Líderes mundiales -de cualquier rubro- hablan sin demasiada convicción sobre las desigualdades. Pero el bien no se declama, se practica. ¿Es incompatible con la política el ser buena gente, buenos ciudadanos? Muchos se preguntan si saldremos mejores de esta pesadilla, pues ciertas cuestiones no se resuelven con vacunas. Urge trabajar nuevos paradigmas.
¿Cómo limitar los excesos sin una mayor espiritualidad? La solución pasará presumiblemente por reponerla, estando ínsita en la condición humana. Si bien la pandemia nos sacó de eje, no podremos continuar sin privilegiar lo social, un “yo y nuestras circunstancias”, un soy en mi prójimo que no deje margen al egoísmo.
Se adjudica a André Malraux la frase: “El siglo XXI será espiritual o no será” (otra versión refiere al adjetivo “religioso”). La espiritualidad no necesariamente implica religiosidad; y una religión sin espiritualidad es inconcebible: Europa, por caso, está pagando caro haber expulsado a Dios de la plaza pública.
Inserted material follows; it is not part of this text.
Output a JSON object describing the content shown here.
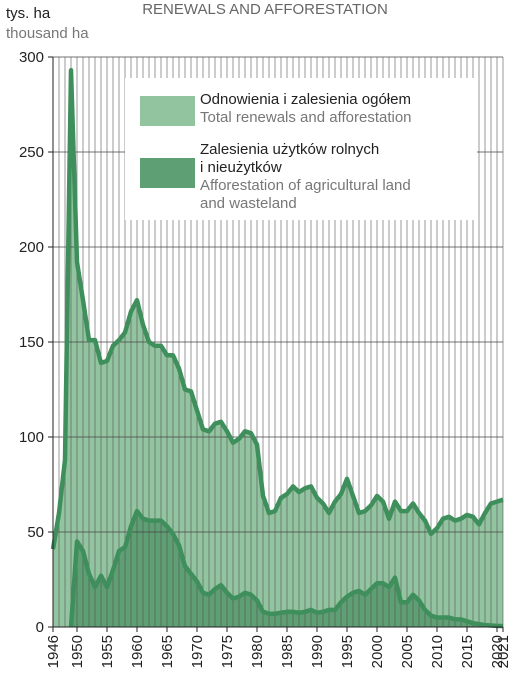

Pero, insistimos, no se trata de un problema de creyentes; la mayor o menor espiritualidad es un serio problema humano.
Irish Murdoch, reconocida novelista irlandesa, fue profesora de Filosofía en Oxford y, proviniendo de una familia protestante, se consideraba una persona de espiritualidad no religiosa. Adscripta al existencialismo, se apartó al advertir que esa corriente no contribuía a “sacar de su descrédito” a la filosofía moral. Bregó por un retorno a la espiritualidad y que la noción del Bien fuese nuevamente objeto de especulación filosófica. “Necesitamos una filosofía moral –decía Murdoch en su ensayo sobre “La Soberanía del Bien”- en la que el concepto de amor, tan raramente mencionado hoy en día por los filósofos, pueda volver a ocupar un lugar central”, pero sin sustituir la “idea” de Dios. Y una franca posibilidad, agregamos, es reencontrar la fe con la razón.
Para salvar al mundo hay que barajar y dar de nuevo en materia filosófica, moral y ética; salvar al hombre desorientado por tantos espejismos. Rescatar su trascendencia y hacerle sentir que volvió a sus raíces.